Kristin Smith, an attorney with Shipman & Goodman, told the Bridgeport Board of Education on Monday evening that Connecticut boards are agents of the state and reviewed practical steps for complying with the Freedom of Information Act, policy adoption rules and committee procedures.
The training, delivered in person at City Hall, Room 305, covered three core topics: the distinct roles of the board and the superintendent; how statutory requirements and state model policies constrain local board action; and FOIA risks tied to off‑agenda conversations, email chains and committee forums. Smith repeatedly cautioned that board members risk legal exposure and improper influence if they discuss personnel or operational matters outside properly noticed public proceedings.
"If you start to engage in a dialogue off the agenda, you violated FOIA," Smith said, summarizing why board members should avoid back‑and‑forth email threads or unscheduled promises about personnel. She emphasized that the board's primary obligation is to "implement the educational interest of the state," and that many required policies come from statute and must be adopted, not invented.
Board members pressed Smith on several recurring issues. On student discipline and personnel, Smith explained that boards may delegate expulsion and residency hearings to impartial hearing officers but cannot pre‑decide termination actions that trigger a teacher's or administrator's constitutional due‑process rights. She recommended that members direct parents and complainants to the chain of command (teacher → principal → superintendent) and quietly alert the superintendent rather than promise board action.
Members also raised questions about social media and post‑vote commentary. Smith said individual members may express personal views but must not present themselves "as a member of the Bridgeport Board of Education" unless the board has voted to delegate authority for a public statement (typically to the chair) or adopted a resolution authorizing specific testimony.

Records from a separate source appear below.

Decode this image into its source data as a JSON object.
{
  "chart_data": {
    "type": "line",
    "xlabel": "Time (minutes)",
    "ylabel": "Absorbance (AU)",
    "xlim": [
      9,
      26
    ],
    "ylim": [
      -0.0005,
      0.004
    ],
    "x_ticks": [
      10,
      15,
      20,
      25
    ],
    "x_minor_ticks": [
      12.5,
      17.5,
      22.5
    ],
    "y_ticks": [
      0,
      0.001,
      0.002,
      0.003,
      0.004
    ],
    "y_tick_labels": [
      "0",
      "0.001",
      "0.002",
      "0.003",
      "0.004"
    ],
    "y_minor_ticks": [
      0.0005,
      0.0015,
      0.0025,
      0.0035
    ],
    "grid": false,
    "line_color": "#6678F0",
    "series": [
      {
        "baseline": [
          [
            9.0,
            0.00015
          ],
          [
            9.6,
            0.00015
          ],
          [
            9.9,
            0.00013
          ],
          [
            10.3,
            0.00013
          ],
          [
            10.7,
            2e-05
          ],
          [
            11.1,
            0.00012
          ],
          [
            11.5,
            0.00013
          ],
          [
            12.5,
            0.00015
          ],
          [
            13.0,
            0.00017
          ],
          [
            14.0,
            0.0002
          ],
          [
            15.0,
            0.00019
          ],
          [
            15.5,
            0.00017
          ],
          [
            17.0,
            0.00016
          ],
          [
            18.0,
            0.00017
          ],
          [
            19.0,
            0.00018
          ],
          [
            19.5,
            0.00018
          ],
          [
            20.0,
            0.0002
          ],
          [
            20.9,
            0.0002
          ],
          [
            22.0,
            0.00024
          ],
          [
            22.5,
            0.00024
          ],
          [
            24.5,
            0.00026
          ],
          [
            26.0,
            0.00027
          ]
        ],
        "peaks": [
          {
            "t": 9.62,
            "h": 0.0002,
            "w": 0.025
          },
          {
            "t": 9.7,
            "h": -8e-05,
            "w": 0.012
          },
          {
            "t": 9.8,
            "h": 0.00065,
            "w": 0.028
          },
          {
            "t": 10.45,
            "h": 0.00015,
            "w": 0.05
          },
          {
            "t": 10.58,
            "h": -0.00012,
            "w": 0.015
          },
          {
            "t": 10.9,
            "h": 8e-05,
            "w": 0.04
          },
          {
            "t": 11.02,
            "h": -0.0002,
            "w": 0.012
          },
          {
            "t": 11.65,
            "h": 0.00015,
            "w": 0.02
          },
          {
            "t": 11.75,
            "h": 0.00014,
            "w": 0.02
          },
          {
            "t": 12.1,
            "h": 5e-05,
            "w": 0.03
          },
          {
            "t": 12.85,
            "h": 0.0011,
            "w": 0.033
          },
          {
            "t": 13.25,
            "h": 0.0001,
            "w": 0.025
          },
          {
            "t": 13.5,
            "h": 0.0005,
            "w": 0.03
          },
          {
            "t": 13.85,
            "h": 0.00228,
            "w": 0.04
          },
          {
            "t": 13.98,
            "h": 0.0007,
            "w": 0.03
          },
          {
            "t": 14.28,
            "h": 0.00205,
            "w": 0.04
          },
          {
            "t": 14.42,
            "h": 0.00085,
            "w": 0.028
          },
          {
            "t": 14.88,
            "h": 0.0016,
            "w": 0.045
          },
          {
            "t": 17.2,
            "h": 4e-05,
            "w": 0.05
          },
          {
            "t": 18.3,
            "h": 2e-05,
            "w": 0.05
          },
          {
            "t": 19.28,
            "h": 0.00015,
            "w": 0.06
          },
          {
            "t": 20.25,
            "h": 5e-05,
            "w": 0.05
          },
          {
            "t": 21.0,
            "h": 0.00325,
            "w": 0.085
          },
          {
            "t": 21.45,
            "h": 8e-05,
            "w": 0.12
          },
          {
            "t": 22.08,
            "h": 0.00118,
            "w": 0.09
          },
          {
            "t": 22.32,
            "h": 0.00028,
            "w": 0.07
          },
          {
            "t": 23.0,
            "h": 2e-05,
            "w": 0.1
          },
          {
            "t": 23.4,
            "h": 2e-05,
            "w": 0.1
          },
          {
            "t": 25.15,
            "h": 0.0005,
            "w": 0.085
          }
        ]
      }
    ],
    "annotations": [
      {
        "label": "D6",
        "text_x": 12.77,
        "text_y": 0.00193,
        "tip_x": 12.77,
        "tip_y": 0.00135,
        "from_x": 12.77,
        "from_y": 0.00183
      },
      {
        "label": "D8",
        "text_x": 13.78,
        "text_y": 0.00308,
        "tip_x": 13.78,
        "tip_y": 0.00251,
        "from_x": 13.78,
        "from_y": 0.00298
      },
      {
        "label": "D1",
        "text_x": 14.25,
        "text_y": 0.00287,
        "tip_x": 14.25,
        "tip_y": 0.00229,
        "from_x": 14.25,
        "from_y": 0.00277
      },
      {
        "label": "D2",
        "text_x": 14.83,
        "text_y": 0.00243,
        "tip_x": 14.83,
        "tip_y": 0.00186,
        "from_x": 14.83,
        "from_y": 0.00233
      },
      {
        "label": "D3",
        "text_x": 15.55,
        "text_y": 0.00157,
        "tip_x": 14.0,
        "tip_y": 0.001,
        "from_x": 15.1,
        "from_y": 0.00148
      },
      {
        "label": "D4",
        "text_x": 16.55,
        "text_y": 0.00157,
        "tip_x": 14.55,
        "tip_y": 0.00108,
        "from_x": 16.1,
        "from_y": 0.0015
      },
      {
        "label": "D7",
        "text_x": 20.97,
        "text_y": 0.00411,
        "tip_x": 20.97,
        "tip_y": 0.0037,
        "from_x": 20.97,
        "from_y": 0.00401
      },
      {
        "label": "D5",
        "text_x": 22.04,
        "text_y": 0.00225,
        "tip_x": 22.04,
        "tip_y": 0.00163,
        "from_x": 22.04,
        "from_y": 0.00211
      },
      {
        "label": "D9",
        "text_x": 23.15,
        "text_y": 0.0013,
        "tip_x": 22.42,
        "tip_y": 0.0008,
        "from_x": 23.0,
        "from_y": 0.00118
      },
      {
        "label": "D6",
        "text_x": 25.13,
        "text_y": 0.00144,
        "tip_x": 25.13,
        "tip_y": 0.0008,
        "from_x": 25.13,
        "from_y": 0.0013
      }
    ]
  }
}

Committee structure and FOIA risks dominated much of the meeting. Several members described efficiency gains from having many board members participate in policy‑committee work; Smith warned that when a forum of the full board attends a committee meeting and engages in deliberation, the public may not have been properly notified, creating a FOIA risk. She offered remedies including enlarging the committee, having non‑committee members sit in the gallery and speak only during public comment, or making a committee a committee of the whole with properly noticed meetings.
Other practical guidance included avoiding substantive discussion by text (text messages can be FOIAed), using district email addresses for board business to simplify legal holds, and routing requests for voluminous information through the chair so counsel and staff can manage cost and workload.
The meeting closed after members discussed next steps for revising bylaws and committee practices; a motion to adjourn passed by voice vote and the meeting ended at 8:41 p.m.
The training session focused on reducing procedural and legal risk and on clarifying how the Bridgeport Board should receive and forward constituent concerns to district staff for operational response.